Latency: 0F_3H - 1 0F_2H - 0.5 Throughput: 0F_3H - 0.5 0F_2H - 0.5 Notes: 0F_3H - Intel Xeon Processor, Intel Xeon Processor MP, Intel Pentium 4, Pentium D processors 0F_2H - Intel Xeon Processor, Intel Xeon Processor MP, Intel Pentium 4 processors Intel(R) 64 and IA-32 Architectures Software Developer’s Manual Volume 3 (3A, 3B & 3C): System Programming Guide Order Number: 325384-044US August 2012 CHAPTER 35 MODEL-SPECIFIC REGISTERS (MSRS) ... Table 35-1. CPUID Signature Values of DisplayFamily_DisplayModel ... On Page 1151

Bernard · ‎05-23-2013

>>>0F_2H - 0.5>>>

So on this model encoding processor latency is 0,5 cycle.

bronxzv · ‎05-23-2013

iliyapolak wrote:

>>>0F_2H - 0.5>>>

So on this model encoding processor latency is 0,5 cycle.

0F_2H (family 15, model 2) is for the P4 Northwood core [2] with its double pumped ALU, AFAIK ALU latencies were the same in the original P4 Willamette [1] with CPUID signature = 0F_1H (family 15, model 1)

with the P4 Prescott [3] (0F_3H, i.e family 15, model 3) the double pumped "Fireball" ALU was replaced by a regular ALU at core clock thus latencies increased

[1] http://www.cpu-world.com/CPUs/Pentium_4/TYPE-Desktop%20Pentium%204%20Willamette.html
[2] http://www.cpu-world.com/CPUs/Pentium_4/TYPE-Desktop%20Pentium%204%20Northwood.html
[3] http://www.cpu-world.com/CPUs/Pentium_4/TYPE-Desktop%20Pentium%204%20Prescott.html

Bernard · ‎05-23-2013

Yes it makes sense when double-pumped ALU is taken into account.

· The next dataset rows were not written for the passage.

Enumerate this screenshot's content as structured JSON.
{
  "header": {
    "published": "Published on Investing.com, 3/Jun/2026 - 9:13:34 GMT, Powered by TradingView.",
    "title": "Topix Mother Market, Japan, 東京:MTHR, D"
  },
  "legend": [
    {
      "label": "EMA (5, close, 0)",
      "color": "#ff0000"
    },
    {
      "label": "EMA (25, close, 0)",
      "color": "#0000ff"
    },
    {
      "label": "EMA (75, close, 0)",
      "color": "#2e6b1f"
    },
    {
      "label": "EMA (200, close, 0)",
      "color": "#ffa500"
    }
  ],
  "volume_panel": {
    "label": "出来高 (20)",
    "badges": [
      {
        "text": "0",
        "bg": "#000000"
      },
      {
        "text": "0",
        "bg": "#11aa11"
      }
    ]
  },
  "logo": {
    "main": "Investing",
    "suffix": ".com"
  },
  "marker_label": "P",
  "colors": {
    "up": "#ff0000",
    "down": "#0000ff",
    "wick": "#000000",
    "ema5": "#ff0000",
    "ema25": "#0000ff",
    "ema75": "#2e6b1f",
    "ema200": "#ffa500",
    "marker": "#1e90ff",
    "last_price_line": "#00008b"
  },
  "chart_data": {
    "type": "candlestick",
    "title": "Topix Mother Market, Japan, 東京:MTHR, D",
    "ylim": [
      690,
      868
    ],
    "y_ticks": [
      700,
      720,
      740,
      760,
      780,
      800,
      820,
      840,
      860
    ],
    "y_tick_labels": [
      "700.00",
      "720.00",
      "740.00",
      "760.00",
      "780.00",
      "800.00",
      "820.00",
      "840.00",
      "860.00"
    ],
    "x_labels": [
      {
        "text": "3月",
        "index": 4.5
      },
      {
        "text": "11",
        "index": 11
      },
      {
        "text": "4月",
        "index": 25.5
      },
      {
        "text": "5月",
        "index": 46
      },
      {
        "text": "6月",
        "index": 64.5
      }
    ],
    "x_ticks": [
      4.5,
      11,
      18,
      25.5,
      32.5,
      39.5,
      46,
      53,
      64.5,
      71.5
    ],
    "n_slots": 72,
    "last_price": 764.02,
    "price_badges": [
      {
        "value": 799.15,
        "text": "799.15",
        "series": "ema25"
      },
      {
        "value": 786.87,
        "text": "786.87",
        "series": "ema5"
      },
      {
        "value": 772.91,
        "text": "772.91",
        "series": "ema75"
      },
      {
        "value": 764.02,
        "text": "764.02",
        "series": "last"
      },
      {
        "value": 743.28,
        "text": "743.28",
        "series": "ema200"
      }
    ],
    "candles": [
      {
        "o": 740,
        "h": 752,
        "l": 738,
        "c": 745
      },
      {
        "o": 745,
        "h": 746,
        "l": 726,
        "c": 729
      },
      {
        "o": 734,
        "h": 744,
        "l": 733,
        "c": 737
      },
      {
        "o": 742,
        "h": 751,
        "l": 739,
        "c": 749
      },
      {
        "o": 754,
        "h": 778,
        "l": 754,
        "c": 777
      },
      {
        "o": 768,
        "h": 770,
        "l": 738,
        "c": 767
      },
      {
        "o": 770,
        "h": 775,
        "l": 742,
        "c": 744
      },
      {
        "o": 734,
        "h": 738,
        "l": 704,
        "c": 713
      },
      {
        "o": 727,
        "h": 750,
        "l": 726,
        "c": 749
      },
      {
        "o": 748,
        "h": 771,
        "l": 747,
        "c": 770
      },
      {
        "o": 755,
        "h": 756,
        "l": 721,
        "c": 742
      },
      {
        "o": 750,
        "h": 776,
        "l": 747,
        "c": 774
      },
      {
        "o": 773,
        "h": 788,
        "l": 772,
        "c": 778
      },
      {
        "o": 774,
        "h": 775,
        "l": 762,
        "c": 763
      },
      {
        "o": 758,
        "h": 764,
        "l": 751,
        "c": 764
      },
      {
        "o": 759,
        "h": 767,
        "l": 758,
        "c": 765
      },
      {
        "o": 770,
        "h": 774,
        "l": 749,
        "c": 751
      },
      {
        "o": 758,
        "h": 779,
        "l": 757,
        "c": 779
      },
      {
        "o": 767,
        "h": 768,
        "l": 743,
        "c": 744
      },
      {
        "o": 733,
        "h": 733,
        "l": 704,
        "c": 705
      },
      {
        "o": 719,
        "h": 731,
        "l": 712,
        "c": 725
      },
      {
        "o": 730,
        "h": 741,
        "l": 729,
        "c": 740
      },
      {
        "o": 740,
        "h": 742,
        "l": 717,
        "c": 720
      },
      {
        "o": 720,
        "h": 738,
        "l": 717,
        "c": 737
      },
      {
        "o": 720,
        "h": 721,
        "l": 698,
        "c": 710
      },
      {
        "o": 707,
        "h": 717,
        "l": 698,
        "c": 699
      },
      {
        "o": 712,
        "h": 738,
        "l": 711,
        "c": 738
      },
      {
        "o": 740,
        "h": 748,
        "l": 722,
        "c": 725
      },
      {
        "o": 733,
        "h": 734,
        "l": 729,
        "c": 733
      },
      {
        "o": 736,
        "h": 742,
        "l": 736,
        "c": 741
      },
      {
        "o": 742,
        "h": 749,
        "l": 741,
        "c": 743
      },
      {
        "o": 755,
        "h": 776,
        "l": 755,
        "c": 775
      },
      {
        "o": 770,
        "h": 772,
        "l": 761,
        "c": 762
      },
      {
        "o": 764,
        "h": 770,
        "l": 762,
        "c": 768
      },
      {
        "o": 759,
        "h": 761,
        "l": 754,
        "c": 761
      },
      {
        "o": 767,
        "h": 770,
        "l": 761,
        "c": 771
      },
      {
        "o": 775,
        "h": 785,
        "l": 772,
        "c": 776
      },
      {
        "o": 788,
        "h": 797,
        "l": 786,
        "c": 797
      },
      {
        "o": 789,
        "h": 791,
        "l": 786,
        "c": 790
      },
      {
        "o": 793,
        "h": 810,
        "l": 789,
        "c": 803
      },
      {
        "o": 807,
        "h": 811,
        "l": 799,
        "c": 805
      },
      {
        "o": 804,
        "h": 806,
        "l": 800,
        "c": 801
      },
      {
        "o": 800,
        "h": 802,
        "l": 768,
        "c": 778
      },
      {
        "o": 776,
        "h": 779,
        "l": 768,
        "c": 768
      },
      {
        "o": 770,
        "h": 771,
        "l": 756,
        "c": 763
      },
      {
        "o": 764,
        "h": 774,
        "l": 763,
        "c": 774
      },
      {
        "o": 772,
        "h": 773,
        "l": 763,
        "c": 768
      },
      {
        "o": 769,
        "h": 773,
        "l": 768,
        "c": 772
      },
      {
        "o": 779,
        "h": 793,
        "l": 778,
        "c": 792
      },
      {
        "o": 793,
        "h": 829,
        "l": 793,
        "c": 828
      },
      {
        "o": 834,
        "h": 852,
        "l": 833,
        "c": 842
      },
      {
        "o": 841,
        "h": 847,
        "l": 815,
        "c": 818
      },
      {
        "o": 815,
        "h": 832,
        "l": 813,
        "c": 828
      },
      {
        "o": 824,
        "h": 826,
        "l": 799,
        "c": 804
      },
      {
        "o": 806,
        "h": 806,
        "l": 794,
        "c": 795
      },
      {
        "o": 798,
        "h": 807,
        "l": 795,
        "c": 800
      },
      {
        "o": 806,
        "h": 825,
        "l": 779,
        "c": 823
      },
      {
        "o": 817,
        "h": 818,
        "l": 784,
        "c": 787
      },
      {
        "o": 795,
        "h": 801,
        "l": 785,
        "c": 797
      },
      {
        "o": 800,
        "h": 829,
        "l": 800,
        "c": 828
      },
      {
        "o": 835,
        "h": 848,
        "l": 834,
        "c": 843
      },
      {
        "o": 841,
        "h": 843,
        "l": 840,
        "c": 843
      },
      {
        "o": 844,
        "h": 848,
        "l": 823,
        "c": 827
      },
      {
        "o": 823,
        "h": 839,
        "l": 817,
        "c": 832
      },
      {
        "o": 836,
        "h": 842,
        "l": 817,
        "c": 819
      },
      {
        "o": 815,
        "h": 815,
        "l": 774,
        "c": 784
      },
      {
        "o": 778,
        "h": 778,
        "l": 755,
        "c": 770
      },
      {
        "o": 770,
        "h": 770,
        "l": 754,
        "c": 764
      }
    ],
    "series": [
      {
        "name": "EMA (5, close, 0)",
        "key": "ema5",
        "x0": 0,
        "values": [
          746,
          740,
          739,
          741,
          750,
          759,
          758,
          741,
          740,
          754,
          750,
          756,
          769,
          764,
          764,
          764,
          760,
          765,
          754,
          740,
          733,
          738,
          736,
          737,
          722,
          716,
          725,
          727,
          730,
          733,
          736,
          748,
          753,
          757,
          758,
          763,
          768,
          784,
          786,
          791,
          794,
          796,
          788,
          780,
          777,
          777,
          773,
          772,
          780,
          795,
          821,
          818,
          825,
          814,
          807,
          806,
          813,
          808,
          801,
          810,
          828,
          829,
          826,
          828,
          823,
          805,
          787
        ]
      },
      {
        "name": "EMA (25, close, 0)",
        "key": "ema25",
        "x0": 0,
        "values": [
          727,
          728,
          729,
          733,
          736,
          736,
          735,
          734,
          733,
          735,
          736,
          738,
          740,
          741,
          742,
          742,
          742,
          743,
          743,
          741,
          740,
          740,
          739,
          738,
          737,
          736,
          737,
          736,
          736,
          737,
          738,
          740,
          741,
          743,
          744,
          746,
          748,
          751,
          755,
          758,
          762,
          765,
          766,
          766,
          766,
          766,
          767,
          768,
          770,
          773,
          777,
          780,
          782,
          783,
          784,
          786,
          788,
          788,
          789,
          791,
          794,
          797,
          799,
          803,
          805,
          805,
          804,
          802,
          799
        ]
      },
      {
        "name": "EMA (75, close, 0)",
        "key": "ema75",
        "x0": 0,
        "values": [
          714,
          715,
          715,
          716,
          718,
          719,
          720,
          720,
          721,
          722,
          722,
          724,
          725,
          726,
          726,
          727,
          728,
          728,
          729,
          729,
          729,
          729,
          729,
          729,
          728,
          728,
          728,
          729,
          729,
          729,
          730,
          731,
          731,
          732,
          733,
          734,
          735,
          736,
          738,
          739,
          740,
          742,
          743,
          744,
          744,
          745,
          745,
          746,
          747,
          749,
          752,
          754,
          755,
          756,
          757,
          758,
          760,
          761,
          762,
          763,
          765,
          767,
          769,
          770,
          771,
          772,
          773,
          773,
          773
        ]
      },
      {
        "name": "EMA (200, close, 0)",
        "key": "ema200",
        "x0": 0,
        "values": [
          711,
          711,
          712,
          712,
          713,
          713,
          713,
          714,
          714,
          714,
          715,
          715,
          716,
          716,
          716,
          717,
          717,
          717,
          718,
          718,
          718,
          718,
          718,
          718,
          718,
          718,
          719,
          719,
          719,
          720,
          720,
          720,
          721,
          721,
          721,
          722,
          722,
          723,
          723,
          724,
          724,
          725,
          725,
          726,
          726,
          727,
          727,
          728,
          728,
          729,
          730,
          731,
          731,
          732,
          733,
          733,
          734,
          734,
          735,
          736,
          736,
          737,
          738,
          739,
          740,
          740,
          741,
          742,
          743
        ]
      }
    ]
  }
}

Thanks for interesting links.

Btw. it is interesting how the designers of double pumped ALU were able to double the clock of this unit.I think that main reason was low transistor count needed to implement ALU and thus lower heat disipation.

SergeyKostrov · ‎05-26-2013

Feature Request: Please consider to add numbers for Latency and Throughput for all instructions in Intel® 64 and IA-32 Architectures Software Developer’s Manual ( A ) Volume 2 ( 2A, 2B & 2C ): Instruction Set Reference, A-Z instead of Intel® 64 and IA-32 Architectures Optimization Reference Manual ( B ) For example, this is how it would be nice to have ( on page 72 in A ): ... AAA - ASCII Adjust After Addition Opcode Instruction Op/En 64-bitMode Compat/Leg Mode Description 37 AAA NP Invalid Valid ASCII adjust AL after addition. Latency n1 Throughput n2 Where n1 and n2 are some numbers. In that case information about Latency and Throughput for all instructions is consolidated and there is No need to look or search in another Intel Manual(s). Information for different Intel Microarchitectures ( if there are differences ) also could be added in the same way. Thanks in advance.